Dabei könnten die smarten Programme schon heute eine Reihe von Aufgaben übernehmen. Sie könnten simplere Verwaltungsvorgänge erledigen und Akten bearbeiten; Chatbots selbst Kundengespräche übernehmen.Den Mitarbeitern bliebe mehr Zeit für komplexere Vorgänge, die die Technik oft noch überfordern.

Warum also die Vorbehalte in den Ämtern? „Anders als Unternehmen können Verwaltungen weniger experimentell vorgehen. Der Nutzen muss konkret und absehbar sein“, sagt Thomas Walsch, Experte für Digitale Transformation bei Sopra Steria.. Vor der Arbeitserleichterung stünden meist erst einmal erhebliche Investitionen an Geld und Zeit .

Mitarbeiter müssen geschult werden. Zum einen, damit sie mit den Anwendungen umgehen können. Und zum anderen, weil sie statt wie bisher Routineaufgaben komplexere Jobs erledigen sollen.

Außerdem ist die öffentliche Verwaltung bisher digital nicht besonders gut aufgestellt. Im EU-Vergleich liegt Deutschland nur auf Platz 20, wie der Normenkontrollrat jüngst feststellte. Einheitliche IT-Systeme fehlen und viele Akten und Daten sind noch gar nicht elektronisch archiviert und dementsprechend für Künstliche Intelligenz nicht nutzbar.

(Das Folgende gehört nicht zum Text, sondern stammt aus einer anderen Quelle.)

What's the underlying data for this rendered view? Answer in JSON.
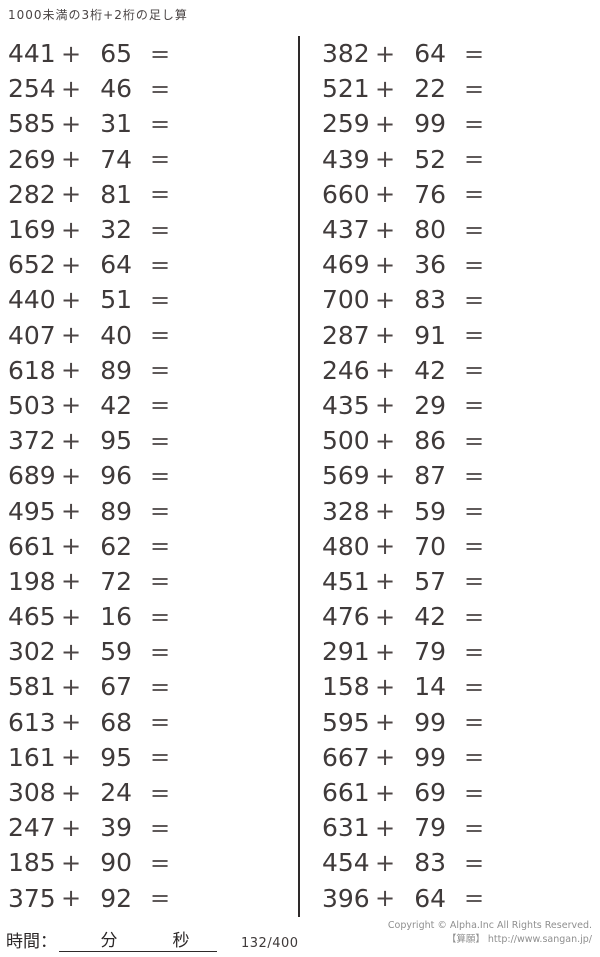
{
  "page": {
    "title": "1000未満の3桁+2桁の足し算",
    "operator": "+",
    "equals": "=",
    "footer": {
      "time_label": "時間：",
      "minutes_label": "分",
      "seconds_label": "秒",
      "counter": "132/400"
    },
    "copyright": {
      "line1": "Copyright © Alpha.Inc All Rights Reserved.",
      "line2": "【算願】 http://www.sangan.jp/"
    }
  },
  "problems": {
    "left": [
      {
        "a": 441,
        "b": 65
      },
      {
        "a": 254,
        "b": 46
      },
      {
        "a": 585,
        "b": 31
      },
      {
        "a": 269,
        "b": 74
      },
      {
        "a": 282,
        "b": 81
      },
      {
        "a": 169,
        "b": 32
      },
      {
        "a": 652,
        "b": 64
      },
      {
        "a": 440,
        "b": 51
      },
      {
        "a": 407,
        "b": 40
      },
      {
        "a": 618,
        "b": 89
      },
      {
        "a": 503,
        "b": 42
      },
      {
        "a": 372,
        "b": 95
      },
      {
        "a": 689,
        "b": 96
      },
      {
        "a": 495,
        "b": 89
      },
      {
        "a": 661,
        "b": 62
      },
      {
        "a": 198,
        "b": 72
      },
      {
        "a": 465,
        "b": 16
      },
      {
        "a": 302,
        "b": 59
      },
      {
        "a": 581,
        "b": 67
      },
      {
        "a": 613,
        "b": 68
      },
      {
        "a": 161,
        "b": 95
      },
      {
        "a": 308,
        "b": 24
      },
      {
        "a": 247,
        "b": 39
      },
      {
        "a": 185,
        "b": 90
      },
      {
        "a": 375,
        "b": 92
      }
    ],
    "right": [
      {
        "a": 382,
        "b": 64
      },
      {
        "a": 521,
        "b": 22
      },
      {
        "a": 259,
        "b": 99
      },
      {
        "a": 439,
        "b": 52
      },
      {
        "a": 660,
        "b": 76
      },
      {
        "a": 437,
        "b": 80
      },
      {
        "a": 469,
        "b": 36
      },
      {
        "a": 700,
        "b": 83
      },
      {
        "a": 287,
        "b": 91
      },
      {
        "a": 246,
        "b": 42
      },
      {
        "a": 435,
        "b": 29
      },
      {
        "a": 500,
        "b": 86
      },
      {
        "a": 569,
        "b": 87
      },
      {
        "a": 328,
        "b": 59
      },
      {
        "a": 480,
        "b": 70
      },
      {
        "a": 451,
        "b": 57
      },
      {
        "a": 476,
        "b": 42
      },
      {
        "a": 291,
        "b": 79
      },
      {
        "a": 158,
        "b": 14
      },
      {
        "a": 595,
        "b": 99
      },
      {
        "a": 667,
        "b": 99
      },
      {
        "a": 661,
        "b": 69
      },
      {
        "a": 631,
        "b": 79
      },
      {
        "a": 454,
        "b": 83
      },
      {
        "a": 396,
        "b": 64
      }
    ]
  }
}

Das bedeutet aber nicht, dass die Behörden gar nichts tun. Bund und Länder arbeiten aktiv daran, die Verwaltung insgesamt zu digitalisieren. Dazu kommen Pilotprojekte, zum Beispiel beim Bundesamt für Migration und Flüchtlinge (BAMF). Es testet derzeit eine Software zur Dialekterkennung, mit der sich einfacher und sicherer überprüfen lässt, woher Asylbewerber kommen. Zudem gibt es Überlegungen, Mitarbeiter in Jobcentern von der Routineberechnung staatlicher Leistungen für Empfänger von Arbeitslosengeld II zu entlasten. Aktuell ist jeder zweite der rund 20.000 Mitarbeiter damit befasst. „Mögliche Einsatzgebiete für Robotic Process Automation und künstliche Intelligenz gibt es genug, vor allem bei Routinearbeiten in großer Stückzahl“, sagt Thomas Walsch.

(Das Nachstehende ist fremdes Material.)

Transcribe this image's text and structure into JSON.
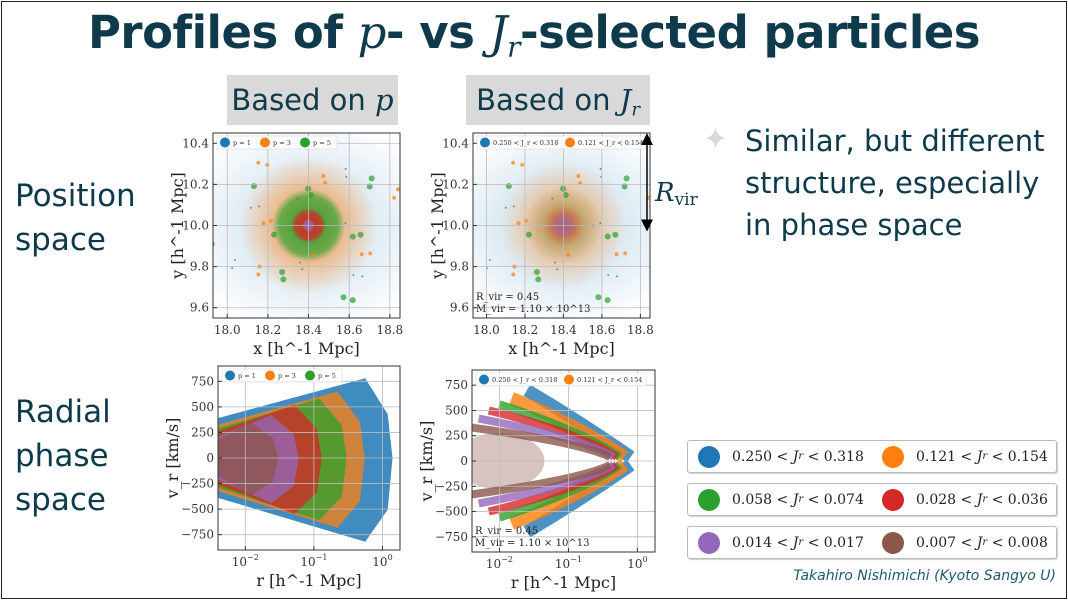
{
  "slide": {
    "title": {
      "part1": "Profiles of ",
      "p": "p",
      "part2": "- vs ",
      "J": "J",
      "r": "r",
      "part3": "-selected particles"
    },
    "headers": [
      {
        "text": "Based on ",
        "var": "p",
        "sub": ""
      },
      {
        "text": "Based on ",
        "var": "J",
        "sub": "r"
      }
    ],
    "row_labels": [
      [
        "Position",
        "space"
      ],
      [
        "Radial",
        "phase",
        "space"
      ]
    ],
    "bullet_icon": "four-point-star-icon",
    "bullet_lines": [
      "Similar, but different",
      "structure, especially",
      "in phase space"
    ],
    "rvir_arrow_label": {
      "var": "R",
      "sub": "vir"
    },
    "credit": "Takahiro Nishimichi (Kyoto Sangyo U)"
  },
  "colors": {
    "text": "#0e3a4c",
    "blue": "#1f77b4",
    "orange": "#ff7f0e",
    "green": "#2ca02c",
    "red": "#d62728",
    "purple": "#9467bd",
    "brown": "#8c564b"
  },
  "legend": {
    "rows": [
      [
        {
          "lo": "0.250",
          "hi": "0.318",
          "color": "#1f77b4"
        },
        {
          "lo": "0.121",
          "hi": "0.154",
          "color": "#ff7f0e"
        }
      ],
      [
        {
          "lo": "0.058",
          "hi": "0.074",
          "color": "#2ca02c"
        },
        {
          "lo": "0.028",
          "hi": "0.036",
          "color": "#d62728"
        }
      ],
      [
        {
          "lo": "0.014",
          "hi": "0.017",
          "color": "#9467bd"
        },
        {
          "lo": "0.007",
          "hi": "0.008",
          "color": "#8c564b"
        }
      ]
    ]
  },
  "chart_data": [
    {
      "type": "scatter",
      "id": "position-p",
      "xlabel": "x [h^-1 Mpc]",
      "ylabel": "y [h^-1 Mpc]",
      "xlim": [
        17.93,
        18.85
      ],
      "ylim": [
        9.55,
        10.45
      ],
      "grid": true,
      "xscale": "linear",
      "xticks": [
        "18.0",
        "18.2",
        "18.4",
        "18.6",
        "18.8"
      ],
      "yticks": [
        "9.6",
        "9.8",
        "10.0",
        "10.2",
        "10.4"
      ],
      "legend_position": "top-left",
      "series": [
        {
          "name": "p = 1",
          "color": "#1f77b4"
        },
        {
          "name": "p = 3",
          "color": "#ff7f0e"
        },
        {
          "name": "p = 5",
          "color": "#2ca02c"
        }
      ],
      "annotations": []
    },
    {
      "type": "scatter",
      "id": "position-jr",
      "xlabel": "x [h^-1 Mpc]",
      "ylabel": "y [h^-1 Mpc]",
      "xlim": [
        17.93,
        18.85
      ],
      "ylim": [
        9.55,
        10.45
      ],
      "grid": true,
      "xscale": "linear",
      "xticks": [
        "18.0",
        "18.2",
        "18.4",
        "18.6",
        "18.8"
      ],
      "yticks": [
        "9.6",
        "9.8",
        "10.0",
        "10.2",
        "10.4"
      ],
      "legend_position": "top-left",
      "series": [
        {
          "name": "0.250 < J_r < 0.318",
          "color": "#1f77b4"
        },
        {
          "name": "0.121 < J_r < 0.154",
          "color": "#ff7f0e"
        }
      ],
      "annotations": [
        "R_vir = 0.45",
        "M_vir = 1.10 × 10^13"
      ]
    },
    {
      "type": "scatter",
      "id": "phase-p",
      "xlabel": "r [h^-1 Mpc]",
      "ylabel": "v_r [km/s]",
      "xlim": [
        0.004,
        1.8
      ],
      "ylim": [
        -900,
        900
      ],
      "grid": true,
      "xscale": "log",
      "xticks": [
        "10^-2",
        "10^-1",
        "10^0"
      ],
      "yticks": [
        "-750",
        "-500",
        "-250",
        "0",
        "250",
        "500",
        "750"
      ],
      "legend_position": "top-left",
      "series": [
        {
          "name": "p = 1",
          "color": "#1f77b4"
        },
        {
          "name": "p = 3",
          "color": "#ff7f0e"
        },
        {
          "name": "p = 5",
          "color": "#2ca02c"
        }
      ],
      "annotations": []
    },
    {
      "type": "scatter",
      "id": "phase-jr",
      "xlabel": "r [h^-1 Mpc]",
      "ylabel": "v_r [km/s]",
      "xlim": [
        0.004,
        1.8
      ],
      "ylim": [
        -900,
        900
      ],
      "grid": true,
      "xscale": "log",
      "xticks": [
        "10^-2",
        "10^-1",
        "10^0"
      ],
      "yticks": [
        "-750",
        "-500",
        "-250",
        "0",
        "250",
        "500",
        "750"
      ],
      "legend_position": "top-left",
      "series": [
        {
          "name": "0.250 < J_r < 0.318",
          "color": "#1f77b4"
        },
        {
          "name": "0.121 < J_r < 0.154",
          "color": "#ff7f0e"
        }
      ],
      "annotations": [
        "R_vir = 0.45",
        "M_vir = 1.10 × 10^13"
      ]
    }
  ]
}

Es wird also noch ein wenig dauern, bis wir im Bürgeramt mit Maschinen kommunizieren. Doch der Anfang ist gemacht. Und spätestens wenn sich Anwendungen in der freien Wirtschaft bewährt haben, könnten auch Verwaltungen bereit sein, das Risiko einzugehen und vermehrt Künstliche Intelligenz nutzen.